I love practicing yoga first thing in the morning. It wakes my body, smoothes the kinks, clears my mind. I feel energized. Energy begets energy, as they say. Now that I teach three mornings a week now, my practice is cut short (especially if I accidentally oversleep) on those days. Still, I’ve got it made. I am free most mornings to practice, and that no-brainer consistency works for me.
When I check out full-time teachers’ schedules, however, I see that most cannot practice at the same time daily. Their classes are scattered ’round the clock throughout the week. Such eclectic schedules are probably necessary to accommodate students’ varied schedules. Also, if teachers share a studio, no one can monopolize all 5pm classes (or whatever one’s preferred time might be).
But doesn’t this inconsistency wreak havoc on a teacher’s own practice? Sure, one can probably find a decent chunk of time here and there. But doesn’t that inconsistency drive one a bit crazy?
Of course, that’s life.
Maybe the trick is to practice when almost nothing can interfere, perhaps at 5am (yikes) or at a strictly protected afternoon time slot. Or maybe it’s good to shake things up day by day.

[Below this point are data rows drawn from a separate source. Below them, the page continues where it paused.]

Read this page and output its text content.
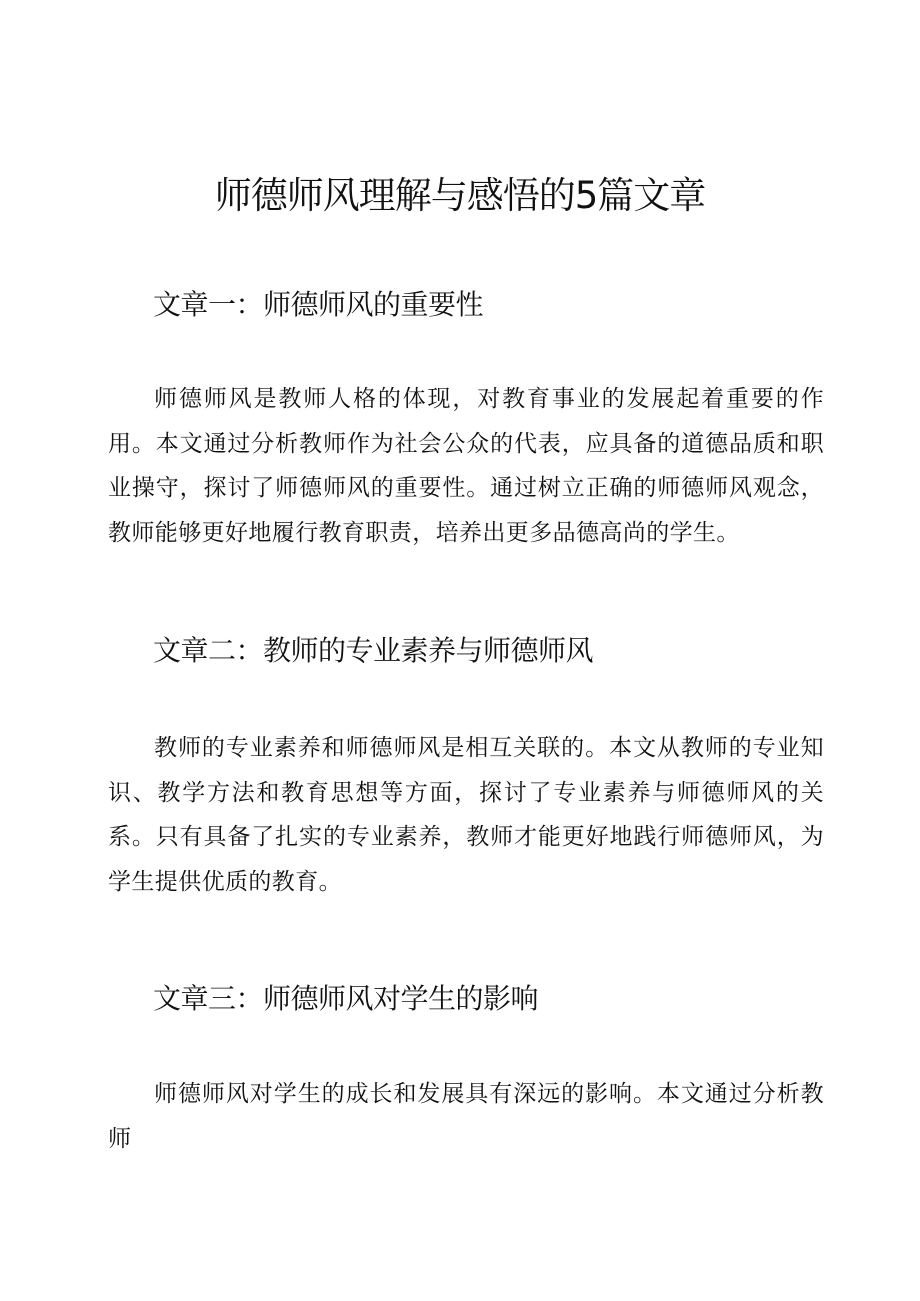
师德师风理解与感悟的5篇文章
文章一：师德师风的重要性

师德师风是教师人格的体现，对教育事业的发展起着重要的作用。本文通过分析教师作为社会公众的代表，应具备的道德品质和职业操守，探讨了师德师风的重要性。通过树立正确的师德师风观念，教师能够更好地履行教育职责，培养出更多品德高尚的学生。

文章二：教师的专业素养与师德师风

教师的专业素养和师德师风是相互关联的。本文从教师的专业知识、教学方法和教育思想等方面，探讨了专业素养与师德师风的关系。只有具备了扎实的专业素养，教师才能更好地践行师德师风，为学生提供优质的教育。

文章三：师德师风对学生的影响

师德师风对学生的成长和发展具有深远的影响。本文通过分析教师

It seems that people vary in their preferred modus operandi for work (which I define as a chosen pursuit). Some prefer a loose schedule, allowing for spontaneity. Others find that consistency aids their creativity or productivity; ideas spring forth, ala Pavlov, at that designated hour.
Me, I tend toward the latter regarding things that truly matter to me. Otherwise they’re liable to slip to the back burner. So, whenever possible in my life, I’ll keep a consistent asana practice schedule.
Of course, I’m always on guard for complacency and laziness, two pitfalls of routine. In his memoir, The Summing Up, the great W Somerset Maugham* wrote:
You cannot write well or much (and I venture the opinion that you cannot write well unless you write much) unless you form a habit; but habits in writing as in life are only useful if they are broken as soon as they cease to be advantageous.
*I first discovered Maugham when I read the first paragraph of chapter 50 of The Moon and Sixpence and was compelled to read the whole novel. He is a sharp observer of human nature; his dialogue rings true; and his wit is ever amusing. My other favorite Maugham novel is The Razor’s Edge, for its vivid characters who make revealing life choices. One main character’s journey in Europe and India, seeking the meaning of life, would probably interest yoga types.
Image disclaimer: Illustration depicts sunset, not sunrise, in Kona, Hawaii, circa 2004.